Rybniccy siatkarze natomiast, jeżeli chcą mieć spokojną wiosnę, to muszą w najbliższą sobotę pokonać AZS Rafako Racibórz. Nie będzie to łatwe, ponieważ raciborzanie udowodnili, że ich forma idzie do góry pokonując w Częstochowie tamtejszy Delic Pol.
Volley Rybnik – Czarni Rząśnia 1:3 (25:22, 15:25, 19:25, 11:25)
TS Volley Rybnik: Łukasz Lip (kapitan), Łukasz Taterka (libero), Michał Łata, Grzegorz Jaruga, Tomasz Warda, Przemysław Wolny, Jakub Dejewski oraz Michał Dudek, Kamil Łyczko, Bartosz Inglot, Marek Mandrela, Karol Graff.
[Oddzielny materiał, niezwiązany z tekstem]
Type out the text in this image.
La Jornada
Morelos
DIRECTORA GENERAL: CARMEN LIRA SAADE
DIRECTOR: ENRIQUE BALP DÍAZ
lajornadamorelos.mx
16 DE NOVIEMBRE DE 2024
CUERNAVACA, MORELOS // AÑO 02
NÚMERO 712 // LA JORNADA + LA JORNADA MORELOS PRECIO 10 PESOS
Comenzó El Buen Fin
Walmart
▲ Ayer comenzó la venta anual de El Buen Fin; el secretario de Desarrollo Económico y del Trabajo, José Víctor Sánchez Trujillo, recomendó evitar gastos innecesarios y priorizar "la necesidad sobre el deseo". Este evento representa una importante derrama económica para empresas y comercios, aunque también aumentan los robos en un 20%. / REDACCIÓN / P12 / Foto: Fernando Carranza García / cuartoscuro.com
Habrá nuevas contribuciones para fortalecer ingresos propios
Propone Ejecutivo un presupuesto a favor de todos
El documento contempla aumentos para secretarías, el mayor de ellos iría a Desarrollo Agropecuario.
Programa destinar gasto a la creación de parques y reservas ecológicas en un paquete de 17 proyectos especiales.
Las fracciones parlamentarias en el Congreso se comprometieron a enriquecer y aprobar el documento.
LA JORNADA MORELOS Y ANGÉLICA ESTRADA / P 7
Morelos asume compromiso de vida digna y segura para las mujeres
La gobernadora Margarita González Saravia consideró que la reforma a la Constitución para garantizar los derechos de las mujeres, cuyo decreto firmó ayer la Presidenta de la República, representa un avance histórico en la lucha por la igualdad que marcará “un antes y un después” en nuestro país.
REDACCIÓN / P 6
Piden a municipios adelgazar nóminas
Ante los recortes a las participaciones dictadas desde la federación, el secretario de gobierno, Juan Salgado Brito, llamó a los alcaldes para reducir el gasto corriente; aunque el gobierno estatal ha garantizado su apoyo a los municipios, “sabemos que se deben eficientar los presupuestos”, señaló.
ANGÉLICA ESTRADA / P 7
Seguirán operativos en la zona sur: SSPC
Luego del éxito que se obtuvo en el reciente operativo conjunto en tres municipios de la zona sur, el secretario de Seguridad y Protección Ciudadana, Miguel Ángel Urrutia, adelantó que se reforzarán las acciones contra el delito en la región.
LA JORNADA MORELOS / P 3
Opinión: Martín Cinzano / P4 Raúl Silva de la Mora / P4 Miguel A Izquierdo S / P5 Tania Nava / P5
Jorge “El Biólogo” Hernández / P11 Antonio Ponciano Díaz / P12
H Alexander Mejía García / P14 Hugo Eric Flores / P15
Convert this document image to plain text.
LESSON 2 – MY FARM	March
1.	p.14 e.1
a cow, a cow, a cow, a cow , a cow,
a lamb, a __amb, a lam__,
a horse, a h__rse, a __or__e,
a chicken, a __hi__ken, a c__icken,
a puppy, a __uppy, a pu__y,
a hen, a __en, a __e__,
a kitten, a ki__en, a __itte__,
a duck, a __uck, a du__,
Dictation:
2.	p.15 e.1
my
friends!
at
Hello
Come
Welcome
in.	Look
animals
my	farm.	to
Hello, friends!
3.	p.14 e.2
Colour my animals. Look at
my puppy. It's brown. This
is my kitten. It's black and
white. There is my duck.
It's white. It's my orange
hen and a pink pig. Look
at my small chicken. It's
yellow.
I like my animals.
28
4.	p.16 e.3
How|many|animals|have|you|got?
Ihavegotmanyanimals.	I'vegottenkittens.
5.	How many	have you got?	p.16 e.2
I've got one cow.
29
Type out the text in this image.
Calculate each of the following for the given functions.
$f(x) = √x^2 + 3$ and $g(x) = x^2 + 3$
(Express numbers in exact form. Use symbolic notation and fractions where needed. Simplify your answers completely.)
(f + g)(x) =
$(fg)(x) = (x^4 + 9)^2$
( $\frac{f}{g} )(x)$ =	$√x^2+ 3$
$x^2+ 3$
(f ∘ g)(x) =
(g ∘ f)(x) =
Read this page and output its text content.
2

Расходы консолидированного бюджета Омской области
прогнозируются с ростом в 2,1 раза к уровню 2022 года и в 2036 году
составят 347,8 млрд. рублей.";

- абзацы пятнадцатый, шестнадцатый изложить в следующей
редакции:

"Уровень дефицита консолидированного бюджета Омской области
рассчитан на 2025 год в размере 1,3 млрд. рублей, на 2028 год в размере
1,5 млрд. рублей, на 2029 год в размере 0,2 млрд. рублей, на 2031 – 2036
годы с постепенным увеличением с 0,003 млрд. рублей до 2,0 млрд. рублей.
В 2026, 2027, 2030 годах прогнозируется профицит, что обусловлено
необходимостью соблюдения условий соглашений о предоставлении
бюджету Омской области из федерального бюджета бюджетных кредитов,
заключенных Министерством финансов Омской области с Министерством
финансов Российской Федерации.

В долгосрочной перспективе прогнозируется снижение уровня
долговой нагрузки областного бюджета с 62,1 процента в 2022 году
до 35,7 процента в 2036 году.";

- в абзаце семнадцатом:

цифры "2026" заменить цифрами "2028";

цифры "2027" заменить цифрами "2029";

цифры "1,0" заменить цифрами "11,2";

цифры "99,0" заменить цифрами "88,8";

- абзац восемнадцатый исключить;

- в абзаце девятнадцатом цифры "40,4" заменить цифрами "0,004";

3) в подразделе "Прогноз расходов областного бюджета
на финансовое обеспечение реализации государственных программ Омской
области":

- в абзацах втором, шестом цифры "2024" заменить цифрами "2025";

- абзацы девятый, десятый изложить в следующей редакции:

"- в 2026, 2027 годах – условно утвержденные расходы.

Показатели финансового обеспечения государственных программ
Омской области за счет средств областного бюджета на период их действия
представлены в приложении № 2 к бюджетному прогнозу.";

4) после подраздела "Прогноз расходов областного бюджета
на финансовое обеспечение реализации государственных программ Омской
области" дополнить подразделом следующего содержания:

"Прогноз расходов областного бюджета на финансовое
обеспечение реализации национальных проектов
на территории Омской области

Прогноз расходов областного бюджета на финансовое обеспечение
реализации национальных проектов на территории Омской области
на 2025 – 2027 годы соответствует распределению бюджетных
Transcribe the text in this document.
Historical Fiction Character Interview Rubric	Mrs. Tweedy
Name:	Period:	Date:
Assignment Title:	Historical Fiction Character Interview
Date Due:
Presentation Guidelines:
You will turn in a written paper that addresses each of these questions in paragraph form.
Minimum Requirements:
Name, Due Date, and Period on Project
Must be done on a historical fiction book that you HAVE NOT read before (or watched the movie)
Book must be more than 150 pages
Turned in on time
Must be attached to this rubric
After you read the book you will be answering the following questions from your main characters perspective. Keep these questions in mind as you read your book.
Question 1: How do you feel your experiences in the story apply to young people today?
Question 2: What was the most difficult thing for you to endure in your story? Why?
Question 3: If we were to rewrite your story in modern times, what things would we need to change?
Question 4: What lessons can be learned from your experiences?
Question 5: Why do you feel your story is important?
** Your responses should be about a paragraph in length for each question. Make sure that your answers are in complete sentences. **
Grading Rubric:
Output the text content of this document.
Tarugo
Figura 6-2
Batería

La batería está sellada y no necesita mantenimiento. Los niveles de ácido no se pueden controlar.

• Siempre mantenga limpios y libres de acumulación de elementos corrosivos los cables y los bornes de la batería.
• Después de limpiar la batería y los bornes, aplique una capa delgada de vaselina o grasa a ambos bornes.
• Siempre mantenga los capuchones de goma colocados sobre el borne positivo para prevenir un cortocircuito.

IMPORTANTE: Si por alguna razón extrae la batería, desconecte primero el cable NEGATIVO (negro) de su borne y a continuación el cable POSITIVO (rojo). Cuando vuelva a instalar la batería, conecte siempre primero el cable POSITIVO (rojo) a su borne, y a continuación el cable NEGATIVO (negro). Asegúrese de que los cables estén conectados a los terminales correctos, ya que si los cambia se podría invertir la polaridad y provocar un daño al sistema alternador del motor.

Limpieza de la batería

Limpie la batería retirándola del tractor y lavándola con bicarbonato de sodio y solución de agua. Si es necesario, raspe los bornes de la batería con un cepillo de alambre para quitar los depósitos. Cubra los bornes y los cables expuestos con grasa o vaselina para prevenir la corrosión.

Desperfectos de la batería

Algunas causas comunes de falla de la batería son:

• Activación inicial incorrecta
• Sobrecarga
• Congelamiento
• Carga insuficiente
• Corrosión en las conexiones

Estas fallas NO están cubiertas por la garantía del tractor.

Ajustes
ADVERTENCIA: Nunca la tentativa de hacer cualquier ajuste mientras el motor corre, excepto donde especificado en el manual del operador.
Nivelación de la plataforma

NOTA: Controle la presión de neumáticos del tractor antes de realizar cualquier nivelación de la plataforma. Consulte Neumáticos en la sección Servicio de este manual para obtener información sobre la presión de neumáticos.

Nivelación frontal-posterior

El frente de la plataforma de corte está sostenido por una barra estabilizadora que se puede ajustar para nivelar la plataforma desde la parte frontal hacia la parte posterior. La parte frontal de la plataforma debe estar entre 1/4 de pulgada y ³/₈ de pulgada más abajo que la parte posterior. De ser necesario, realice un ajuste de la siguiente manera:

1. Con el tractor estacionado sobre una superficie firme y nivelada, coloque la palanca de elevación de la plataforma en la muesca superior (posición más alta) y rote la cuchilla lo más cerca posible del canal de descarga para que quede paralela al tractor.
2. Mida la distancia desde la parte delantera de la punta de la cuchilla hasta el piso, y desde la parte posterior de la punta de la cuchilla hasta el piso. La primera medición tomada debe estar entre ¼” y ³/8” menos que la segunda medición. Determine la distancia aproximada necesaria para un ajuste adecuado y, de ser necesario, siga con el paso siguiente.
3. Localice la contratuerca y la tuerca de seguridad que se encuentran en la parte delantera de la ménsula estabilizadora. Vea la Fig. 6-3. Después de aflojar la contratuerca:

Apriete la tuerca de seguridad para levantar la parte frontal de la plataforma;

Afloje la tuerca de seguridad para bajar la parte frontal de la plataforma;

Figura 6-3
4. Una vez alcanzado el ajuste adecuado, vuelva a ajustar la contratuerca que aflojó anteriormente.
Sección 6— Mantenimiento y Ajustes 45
Trener: Wojciech Kasperski.
Delic Pol Częstochowa – AZS Rafako Racibórz 2:3 (19:25, 25:18, 22:25, 25:19, 12:13)
Victoria Wałbrzych – Gwardia Wrocław 3:2 (25:27, 28:26, 25:21, 20:25, 15:13)
Cuprum Lubin – Górnik Siemianowice Śl. 3:0 (25:19, 25:17, 25:18).